Let me confess that I do not regularly find myself immersed in that section of Scripture known as the Minor Prophets. I opened there the other day and little pockets of dust popped up as I turned the pages. Interestingly, for the last three weeks I find myself continually drawn back to that handful of prophecies and am thoroughly enjoying getting reacquainted. Yesterday I took some deliberate time in the book of Joel and came away greatly encouraged concerning the beauty of God’s grace and patience with us when we fall short of His calling. Today’s post is the result of the high points of what I took away from that time in Joel.
The first 31 verses in Joel’s prophecy are rather painful. God is using plain speech to rebuke Israel, His own children, for their waywardness. I’m not going to recap it all but He lets them have the “This is gonna hurt me more than it’s gonna hurt you…” speech. Simply put, God blisters them and they undeniably deserved it. When chapter 2, verse 12, shows up I find myself reading the remainder of the book caught somewhere between wanting to leap for joy or sit down in grateful silence and cry. Why? Listen to what your God says to His backslidden, hard-hearted, obstinate kids who have wavered far off the path:
“Yet even now,” declares the Lord, “return to Me with all your heart, with fasting, with weeping, and with mourning; and rend your hearts and not your garments.” Return to the Lord, your God, for He is gracious and merciful, slow to anger, and abounding in steadfast love…” Joel 2:12-13 {ESV}
God welcomes them to come back home and holds the door wide open for them to do so. He is willing to forgive and apply grace in such a way that they are fully restored. He offers them no less than an undeserved, unmitigated pardon. But it gets even better. Part of His discipline upon them was that He had withheld rain so their crops had died for consecutive years during their rebellion. They had then eaten up all their reserves and now were in danger of starving to death. Their entire economic system was crumbling as another year of crops failed to come forth. God not only told them that He would forgive them, He now commits to abundantly supply them with their needs…plus some:
“Behold, I am sending to you grain, wine, and oil, and you will be satisfied; and I will no more make you a reproach among the nations…Be glad, O children of Zion, and rejoice in the Lord your God, for He has given the early rain for your vindication; He has poured down for you abundant rain, the early and the latter rain, as before. The threshing floors shall be full of grain; the vats shall overflow with wine and oil. I will restore to you the years that the swarming locust has eaten…You shall eat in plenty and be satisfied, and praise the name of the Lord your God, who has dealt wondrously with you.” – Joel 2:19, 23-26
Look at the “grace-words” God places in the passage above: satisfied, poured down, abundant, full, overflow, restore, plenty and wondrously. Law cannot give you that. Justice cannot provide this. Mindless tradition and benumbed orthodoxy never result in words like this! It is only divine grace which reveals the goodness of God to those of us who clearly don’t deserve it. Transforming grace is not bartered for. Restoring grace does not wait for us to get our act together. Here’s something that is so difficult for us to accept: God is good and is committed to revealing that goodness to us. He cannot wait for someone to deserve it because, if He did so, none of us would ever qualify to experience His goodness – it would continue forever in an unrevealed state. If anyone is ever to experience the goodness of God it will have to be the undeserving because that is all He has to work with! God pours grace out, not as a reward for good behavior, but as evidence that He still mightily loves the badly behaved. God looks at Israel in the days of the prophet Joel and refuses to hide the evidence of how rottenly they have lived. Then He offers them judicial pardon and relational restoration. Subsequent to that amazing display of His grace God compounds the matter by promising to pour out the richest of His blessings as He welcomes them home. This is the same God who has the commitment to convict you of your own wrongdoing as well as the desire to lavishly love you out of living in that error ever again. It is indeed the goodness of God which leads us to repentance (Romans 2:4)

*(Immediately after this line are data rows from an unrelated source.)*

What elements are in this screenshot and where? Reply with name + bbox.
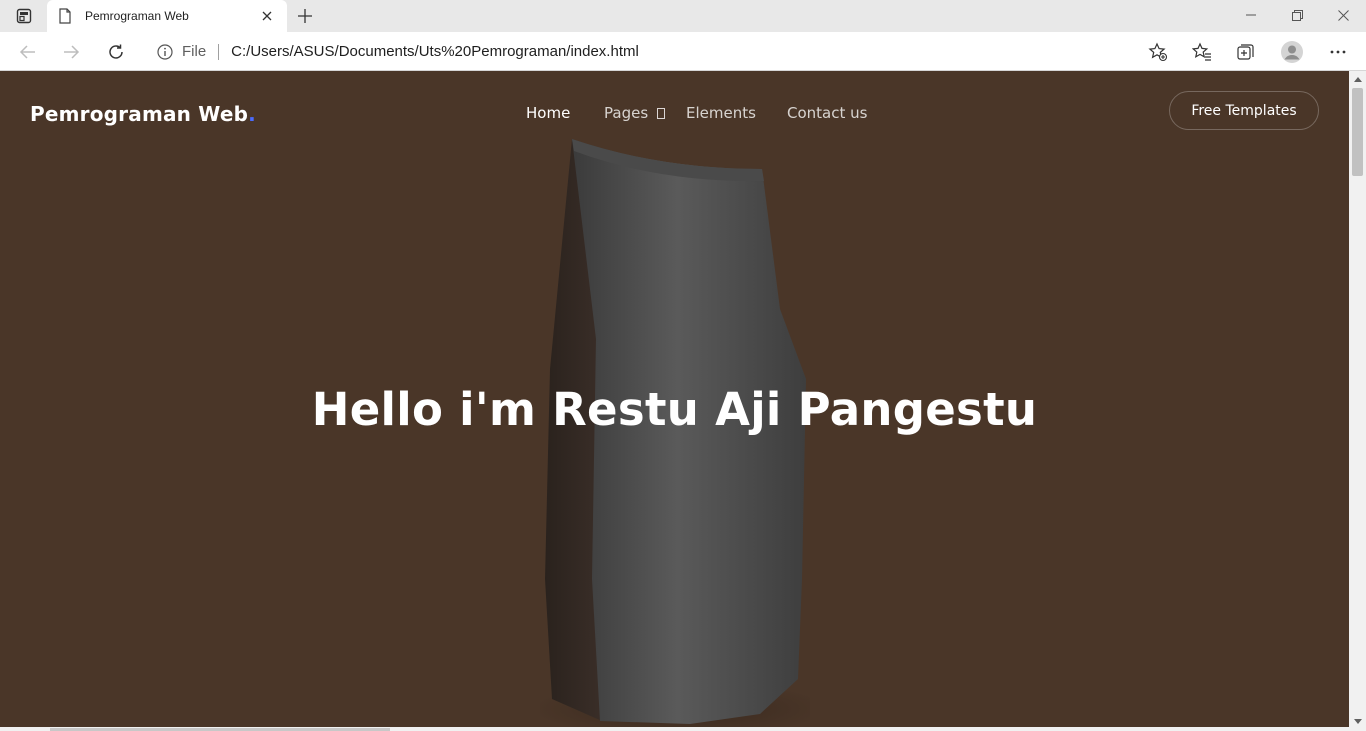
brand-name: Pemrograman Web (30, 102, 249, 126)
scrollbar-thumb[interactable] (1352, 88, 1363, 176)
vertical-scrollbar[interactable] (1349, 71, 1366, 731)
profile-button[interactable] (1276, 36, 1308, 68)
page-viewport: Pemrograman Web. Home Pages Elements Con… (0, 71, 1349, 731)
close-icon (1337, 9, 1349, 21)
hero-title: Hello i'm Restu Aji Pangestu (311, 383, 1038, 436)
brand-dot: . (248, 102, 256, 126)
collections-button[interactable] (1230, 36, 1262, 68)
info-icon[interactable] (156, 43, 174, 61)
favorites-icon (1192, 42, 1211, 61)
refresh-button[interactable] (100, 36, 132, 68)
collections-icon (1237, 44, 1254, 60)
refresh-icon (109, 44, 123, 59)
url-scheme-label: File (182, 43, 207, 60)
page-file-icon (57, 8, 73, 24)
caret-icon[interactable] (657, 108, 665, 119)
favorites-button[interactable] (1186, 36, 1218, 68)
tab-actions-icon (16, 8, 32, 24)
forward-button[interactable] (55, 36, 87, 68)
browser-tab[interactable]: Pemrograman Web (47, 0, 287, 32)
nav-pages[interactable]: Pages (604, 104, 648, 122)
restore-icon (1291, 9, 1303, 21)
tab-title: Pemrograman Web (85, 9, 189, 23)
back-arrow-icon (19, 45, 35, 59)
nav-contact[interactable]: Contact us (787, 104, 867, 122)
address-divider (218, 43, 220, 60)
restore-button[interactable] (1274, 0, 1320, 30)
forward-arrow-icon (64, 45, 80, 59)
horizontal-scrollbar[interactable] (0, 727, 1349, 731)
back-button[interactable] (12, 36, 44, 68)
nav-home[interactable]: Home (526, 104, 570, 122)
browser-toolbar: File C:/Users/ASUS/Documents/Uts%20Pemro… (0, 32, 1366, 71)
close-window-button[interactable] (1320, 0, 1366, 30)
nav-elements[interactable]: Elements (686, 104, 756, 122)
free-templates-button[interactable]: Free Templates (1169, 91, 1319, 130)
profile-icon (1281, 41, 1303, 63)
new-tab-button[interactable] (292, 4, 318, 28)
minimize-icon (1246, 14, 1256, 16)
scroll-up-icon[interactable] (1349, 71, 1366, 87)
address-bar[interactable]: File C:/Users/ASUS/Documents/Uts%20Pemro… (144, 36, 1174, 67)
more-button[interactable] (1322, 36, 1354, 68)
tab-actions-button[interactable] (8, 4, 40, 28)
tab-strip: Pemrograman Web (0, 0, 1366, 32)
scroll-down-icon[interactable] (1349, 713, 1366, 729)
close-icon[interactable] (257, 6, 277, 26)
add-favorite-icon[interactable] (1142, 38, 1174, 66)
more-icon (1330, 50, 1346, 54)
minimize-button[interactable] (1228, 0, 1274, 30)
site-navbar: Pemrograman Web. Home Pages Elements Con… (0, 71, 1349, 155)
url-text[interactable]: C:/Users/ASUS/Documents/Uts%20Pemrograma… (231, 43, 1142, 60)
site-brand[interactable]: Pemrograman Web. (30, 102, 256, 126)
plus-icon (298, 9, 312, 23)
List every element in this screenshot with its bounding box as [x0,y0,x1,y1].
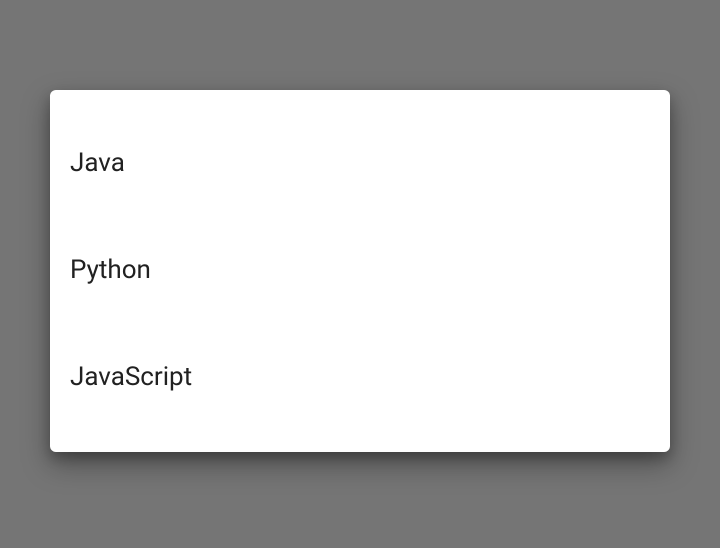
list-item-javascript[interactable]: JavaScript [50,324,670,431]
list-item-label: Python [70,255,151,285]
list-item-java[interactable]: Java [50,110,670,217]
list-item-python[interactable]: Python [50,217,670,324]
list-item-label: Java [70,148,125,178]
language-select-dialog: Java Python JavaScript [50,90,670,452]
list-item-label: JavaScript [70,362,192,392]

So, wandering child, put away your offers to do better. Throw out your bargaining chips because the Almighty does not recognize them. Your self-justification will need to fall silent if you are to ever discern the communicated offer of His grace. Throw yourself upon His evident mercy because you have found the most solid of ground there. He is good. He will always be good. Wonder of wonders, He is choosing to be good to you by calling your name and daring to believe His offer of constant grace. I, for one, believe. So did Joel. And now…what about you? Is this for you or not?
I knew decades of fox hole prayers tearfully proclaiming “I will never do this again”, followed by “if you will just do this…”.
I thought an omniscient God was buying that!
Today, in prayer I own my broken nature, ask for His direction and for strength to follow and for the willingness to leave the appearance of that up to Him.
What else could I possibly bring to God?!
Yes indeed this is for me. I am still a work in process.